HEADNOTE
[This headnote is not to be read as part of the judgment]
The New South Wales Land and Housing Corporation applied for leave to appeal on a question of law pursuant to s 83(1) of the Civil and Administrative Tribunal Act 2013 (NSW) against a judgment of the Appeal Panel of the New South Wales Civil and Administrative Tribunal ([2014] NSWCATAP 27) which related to the residential tenancy of Mr Spiro Diab who lives in public housing at Ermington in Sydney. In 1990 Mr Diab lived in the premises with his wife and four teenage sons. He was apparently granted a rental rebate from about that time. In about 2011 the Corporation conducted an investigation under s 58 of the Housing Act 2001 (NSW) and concluded that Mr Diab's sons had remained living with him after they commenced earning income and that their income was not disclosed to the Corporation or its predecessor, the Department of Housing.
The Corporation contended that it and the Department granted Mr Diab rental rebates on the basis of incorrect information he supplied and that, once the incorrectness of that information became apparent, it was entitled to treat the rental rebates as arrears of rent and terminate his lease for non-payment of rent. In the Tribunal, both the Senior Member and the Appeal Panel rejected that contention. The questions of law sought to be raised on appeal to this Court were, in effect, (1) whether the Appeal Panel erred in concluding that the grants of rebates, and Mr Diab's payment of rent at the reduced levels, resulted in variations to the tenancy agreement and precluded the differences between the rent otherwise payable and the rebated rental being characterised as arrears of rent and (2) whether the exercise of power to cancel a tenant's rebate with effect from an earlier time pursuant to s 57 of the Housing Act gives rise to a "breach" arising from a "failure to pay rent" within the meaning of ss 87 and 88 of the Act.
The Corporation's application for leave to appeal was heard concurrently with the appeal.
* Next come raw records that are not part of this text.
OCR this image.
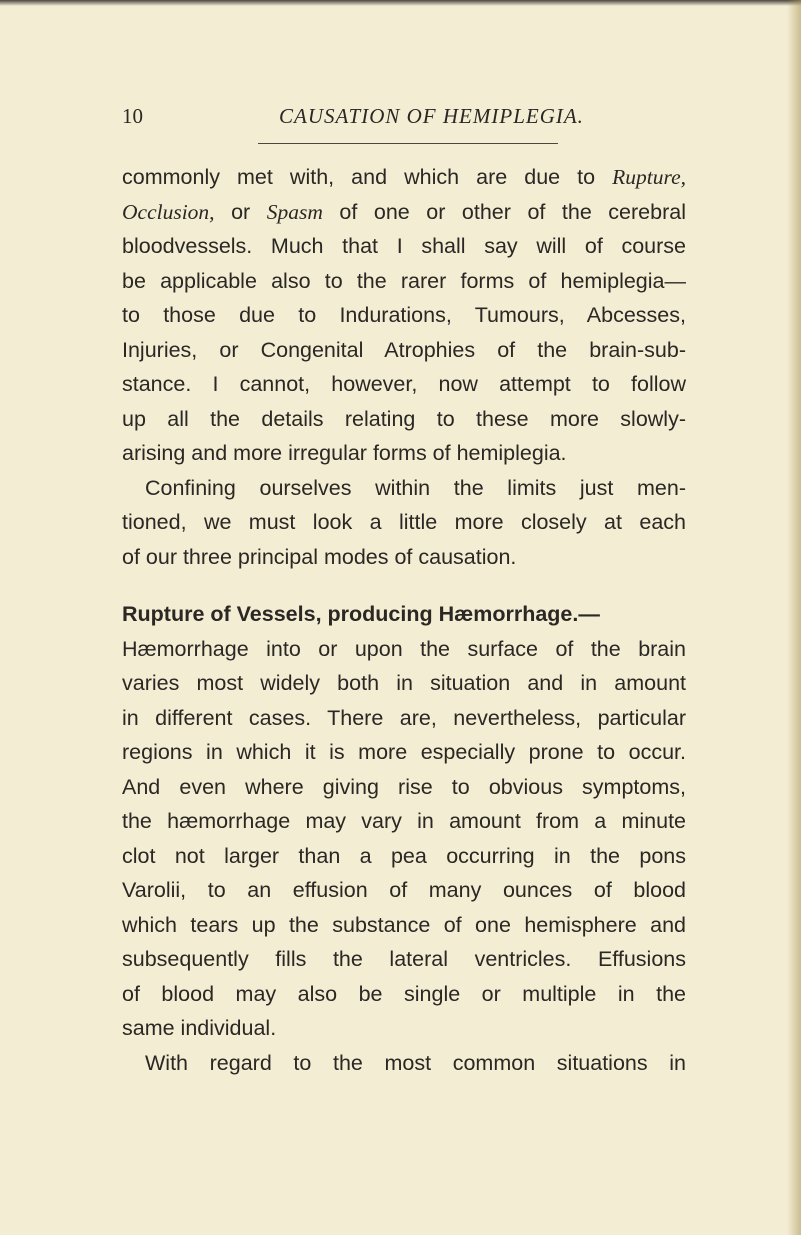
10	CAUSATION OF HEMIPLEGIA.
commonly met with, and which are due to Rupture,
Occlusion, or Spasm of one or other of the cerebral
bloodvessels. Much that I shall say will of course
be applicable also to the rarer forms of hemiplegia—
to those due to Indurations, Tumours, Abcesses,
Injuries, or Congenital Atrophies of the brain-sub-
stance. I cannot, however, now attempt to follow
up all the details relating to these more slowly-
arising and more irregular forms of hemiplegia.
Confining ourselves within the limits just men-
tioned, we must look a little more closely at each
of our three principal modes of causation.
Rupture of Vessels, producing Hæmorrhage.—
Hæmorrhage into or upon the surface of the brain
varies most widely both in situation and in amount
in different cases. There are, nevertheless, particular
regions in which it is more especially prone to occur.
And even where giving rise to obvious symptoms,
the hæmorrhage may vary in amount from a minute
clot not larger than a pea occurring in the pons
Varolii, to an effusion of many ounces of blood
which tears up the substance of one hemisphere and
subsequently fills the lateral ventricles. Effusions
of blood may also be single or multiple in the
same individual.
With regard to the most common situations in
Because the Corporation contended, without opposition, that its application raised an issue of general importance in the performance of the Corporation's functions, leave to appeal was granted.
Held, dismissing the appeal:
On the first question raised (per Macfarlan JA; Beazley P agreeing if it were necessary to determine the issue and Leeming JA agreeing generally):
(1) The Appeal Panel and Senior Member were correct to find that the tenancy agreement was varied by the Corporation (and its predecessor) granting rental rebates and Mr Diab paying rent at the rebated rates.
Empirnall Holdings Pty Ltd v Machon Paull Partners Pty Ltd (1988) 14 NSWLR 523; Brambles Holdings Ltd v Bathurst City Council [2001] NSWCA 61; 53 NSWLR 153 referred to.
(2) There was consideration for the contract variations because the tenancy was only weekly and by the variations Mr Diab agreed to occupy for the period for which he paid rent in advance and the landlord agreed to let him do so at the rebated level.
(3) These conclusions do not leave the landlord without remedies. First, the Corporation has a statutory right conferred by s 57 of the Housing Act to recover the amounts of the withdrawn rebates. Secondly, the landlord might have an action for damages for fraudulent misrepresentation by the tenant or a statutory claim based on misleading and deceptive conduct.
(4) Termination for breach of the residential tenancy agreement (for example, if the tenant failed to pay ongoing rent at the unrebated level after the landlord withdrew a rental rebate) would be in futuro and would not therefore affect the efficacy of the variations made to the tenancy agreement in the past by the grant of rebates and their acceptance by the making of rebated rent payments.
On the second question raised (per Leeming JA; Beazley P and Macfarlan JA agreeing):
(5) The retrospective cancellation of a tenant's rental rebates under s 57 of the Housing Act does not convert the amounts of the rebates into arrears of rent. Rather, the obligation to repay the cancelled rebate is, or is analogous to, a quasi-contractual or restitutionary right to recover money owed. On this characterisation the Corporation is unable to invoke the provisions allowing it to terminate the tenancy agreement for breach due to the failure to pay rent during those periods.